Even at the end of the world, you still need to brush your teeth, so I headed to the nearest pharmacy, feet heavy and chest, empty. I’d lost my heart the night before, somewhere between the hospital room bearing my mother’s lifeless form and the lonely walk to my car in the garage, paperwork crumpled in my hand. Releases. An autopsy waiver.
I still had teeth, though, and for some reason, morning came and brought with it morning breath, so I headed out to get some damn toothpaste.
Outside, the world carried on. The sun came up and the birds were singing, but my mom was dead.
There should’ve been an earthquake, right? A storm, some sort of cataclysm that sucked the world in and everything good in it and ground it to dust barely worthy of spitting back into a cold, empty galaxy. The sky shouldn’t have still been blue, the sun shouldn’t have been a pale golden yellow, and my mom shouldn’t have been dead.

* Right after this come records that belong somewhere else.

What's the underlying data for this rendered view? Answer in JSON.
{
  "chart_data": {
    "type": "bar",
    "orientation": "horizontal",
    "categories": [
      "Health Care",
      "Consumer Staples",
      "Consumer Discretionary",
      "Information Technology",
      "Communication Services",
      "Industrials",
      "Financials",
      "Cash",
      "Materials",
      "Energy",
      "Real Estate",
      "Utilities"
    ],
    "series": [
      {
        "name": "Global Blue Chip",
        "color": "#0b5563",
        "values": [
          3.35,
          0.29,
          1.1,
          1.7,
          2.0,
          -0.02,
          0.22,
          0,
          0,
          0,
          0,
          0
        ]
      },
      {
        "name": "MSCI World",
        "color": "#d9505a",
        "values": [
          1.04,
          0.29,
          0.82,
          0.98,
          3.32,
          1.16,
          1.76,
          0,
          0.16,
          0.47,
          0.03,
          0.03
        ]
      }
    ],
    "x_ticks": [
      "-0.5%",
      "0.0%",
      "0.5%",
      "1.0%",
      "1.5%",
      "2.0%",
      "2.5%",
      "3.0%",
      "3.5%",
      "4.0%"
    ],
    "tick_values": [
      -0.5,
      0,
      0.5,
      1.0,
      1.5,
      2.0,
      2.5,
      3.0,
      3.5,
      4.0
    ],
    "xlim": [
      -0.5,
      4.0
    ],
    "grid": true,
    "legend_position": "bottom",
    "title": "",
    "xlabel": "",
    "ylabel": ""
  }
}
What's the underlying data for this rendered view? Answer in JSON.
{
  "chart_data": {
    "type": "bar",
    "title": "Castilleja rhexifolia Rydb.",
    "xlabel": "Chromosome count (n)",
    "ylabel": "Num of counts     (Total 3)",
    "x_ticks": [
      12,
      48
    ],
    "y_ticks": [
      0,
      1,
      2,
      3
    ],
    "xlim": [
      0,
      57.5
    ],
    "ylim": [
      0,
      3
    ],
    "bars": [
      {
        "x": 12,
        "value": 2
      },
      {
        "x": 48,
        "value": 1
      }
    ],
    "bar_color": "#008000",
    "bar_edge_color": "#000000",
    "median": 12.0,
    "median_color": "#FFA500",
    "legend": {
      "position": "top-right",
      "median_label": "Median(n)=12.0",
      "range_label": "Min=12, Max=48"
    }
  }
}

But they were. And she was.
And as I floated between fluorescent aisles and offering too many varieties of toothpaste, I waited. I waited for someone to look at me, to know the devastation and ruin that the last twelve hours had wrought, because I felt it. It choked every breath in my chest, engulfed every nerve, every fibre of my body and as I was burning, I was certain everyone else was, too.
An old lady passed me and smiled. Down the aisle, two teens giggled at an assortment of products gathered under the “family planning” section. A box of toothpaste crumpled easily in my hand but no one noticed. I couldn’t breathe, but no one noticed. I was standing alone, gasping and grappling for any part of my old life before it drifted away, but there was only air. Dust, floating in the sunbeams streaming through a Walgreens window, because the damn sun was shining and it wouldn’t stop.
I paid for my dented toothpaste and the cashier thanked me for coming in. I walked across pavement that wasn’t broken to my car, and drove home on roads that were still in tact, through traffic lights that still worked.
Because the morning after my mom died, there were still pleasantries to exchange and birds to sing and toothpaste to buy.